What I saw at the SUB Sports arena last week produced this episode. A car parked majestically in front of a NO PARKING ON THE PEDESTRIAN WALKWAY sign beside the Lawn Tennis Court. I could have ignored it and moved on but seeing another car parked at the other side of the road, I decided to take a picture of the scene. To start with, an intellectual or at least, someone that claims to be an intellectual parked the car there. One would wonder why “intellectuals” still break simple rules like not parking on a walk way in an intellectual community like UI. You may have lots of excuses to justify the action of whoever parked the cars there but they can never be valid enough. Perhaps, whoever parked those cars are not aware of the fact that they are obstructing free flow of traffic around SU environs through their actions. A walkway that should be used by pedestrians is now being shared by pedestrians and car owners/drivers or even used by the car owners alone.

Professor RemiRaji, the immediate past dean of the faculty of Arts made many important and necessary reformations in the Faculty of Arts before he completed his tenure, parts of these reformations are that people with no special needs should not walk on the wheelchair way and that students should not disturb ongoing classes with noise. Despite the fact some students were victims of reprimand last semester, many students still derive joy in making noise beside classrooms and also, walking on the wheelchair way. It is very good to have fun but it should not be by breaking of rules or at the expense of others.

I am still trying to figure out why a student will pour water from a location that he should not knowing that if he does, he will be reprimanded. We may justify this act probably because he/she is living on his block’s top floor but it still doesn’t worth it. What would you say if your water wets someone downstairs unexpectedly? Apologise? That may not work.

One implication of breaking rules that we are not aware of is that we may or will find it hard to adhere to simple rules of the larger society when the time for us to do so arises. If you cannot obey a simple rule like do not talk and or cheat in an examination, do you think you will be able to be clean and avoid cheating in a job examination?

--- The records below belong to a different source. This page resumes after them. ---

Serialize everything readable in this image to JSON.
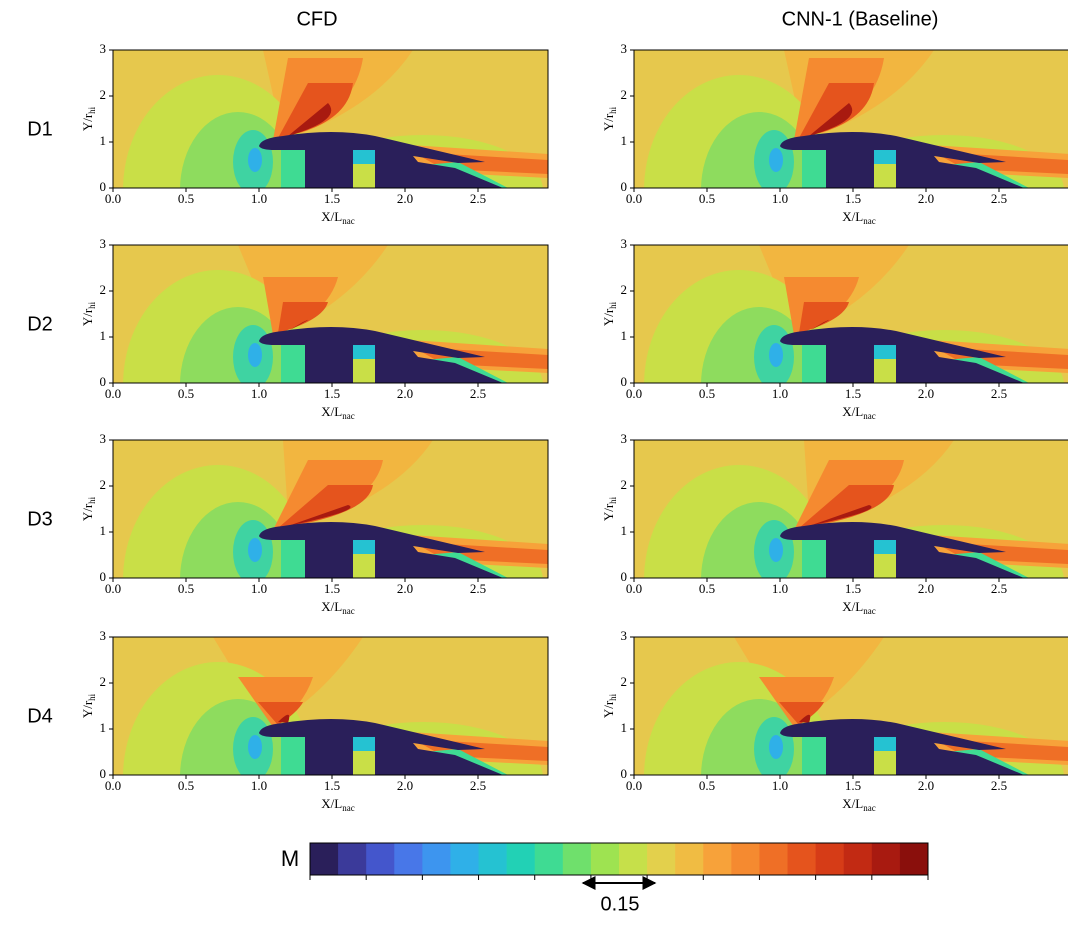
{
  "columns": [
    "CFD",
    "CNN-1 (Baseline)"
  ],
  "rows": [
    "D1",
    "D2",
    "D3",
    "D4"
  ],
  "axes": {
    "x_label": "X/L",
    "x_label_sub": "nac",
    "y_label": "Y/r",
    "y_label_sub": "hi",
    "xticks": [
      "0.0",
      "0.5",
      "1.0",
      "1.5",
      "2.0",
      "2.5"
    ],
    "yticks": [
      "0",
      "1",
      "2",
      "3"
    ]
  },
  "colorbar": {
    "label": "M",
    "scale_label": "0.15",
    "colors": [
      "#2a1f5a",
      "#3b3a9a",
      "#4456cc",
      "#4877e8",
      "#3d95ef",
      "#2fb0e8",
      "#25c2d2",
      "#22d1b5",
      "#3fdb93",
      "#6fe06c",
      "#9ee351",
      "#c6e04a",
      "#e3d04c",
      "#f0bc43",
      "#f7a23a",
      "#f58a30",
      "#ef6f26",
      "#e5541d",
      "#d63c17",
      "#c22a13",
      "#a81a10",
      "#8a0f0c"
    ]
  }
}
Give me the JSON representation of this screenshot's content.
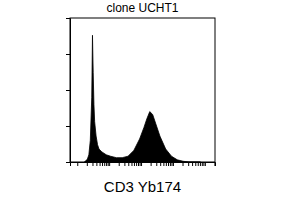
{
  "chart_data": {
    "type": "area",
    "title": "clone UCHT1",
    "x_label": "CD3 Yb174",
    "x": [
      10,
      12,
      13,
      14,
      15,
      15.5,
      16,
      16.5,
      17,
      18,
      19,
      20,
      22,
      25,
      28,
      32,
      36,
      40,
      44,
      48,
      51,
      53,
      55,
      57,
      59,
      62,
      66,
      70,
      74,
      78,
      82,
      90
    ],
    "values": [
      0,
      2,
      5,
      15,
      45,
      88,
      62,
      40,
      28,
      18,
      12,
      9,
      7,
      5,
      4,
      3,
      3,
      4,
      8,
      16,
      24,
      30,
      35,
      33,
      27,
      18,
      9,
      4,
      1.5,
      0.5,
      0,
      0
    ],
    "color": "#000000",
    "xlim": [
      0,
      100
    ],
    "ylim": [
      0,
      100
    ],
    "xticks": [
      5,
      11.6,
      15.5,
      18.2,
      20.4,
      22.1,
      23.6,
      24.9,
      26,
      27,
      33.6,
      37.5,
      40.2,
      42.4,
      44.1,
      45.6,
      46.9,
      48,
      49,
      55.6,
      59.5,
      62.2,
      64.4,
      66.1,
      67.6,
      68.9,
      70,
      71,
      77.6,
      81.5,
      84.2,
      86.4,
      88.1,
      89.6,
      90.9,
      92,
      93,
      99.6
    ],
    "yticks": [
      0,
      25,
      50,
      75,
      100
    ],
    "tick_labels": false
  }
}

Have you ever wondered why many people still fall victims of paying huge sum to traffic agencies all across Nigeria? It is simply the inability to obey rules. You cannot become a “customer” to any Road Safety official if you simply obey traffic rules. There are corrupt officials that will do whatever it takes to ensure that they extort you but if you are squeaky clean, you are likely not to become a victim.

Breaking rules might be sweet and fun but the consequences are not always pleasant. However, you may have a positive result if you break rules for positive reasons.

I remain your humble friend, Amos OluwatobiAdejimi.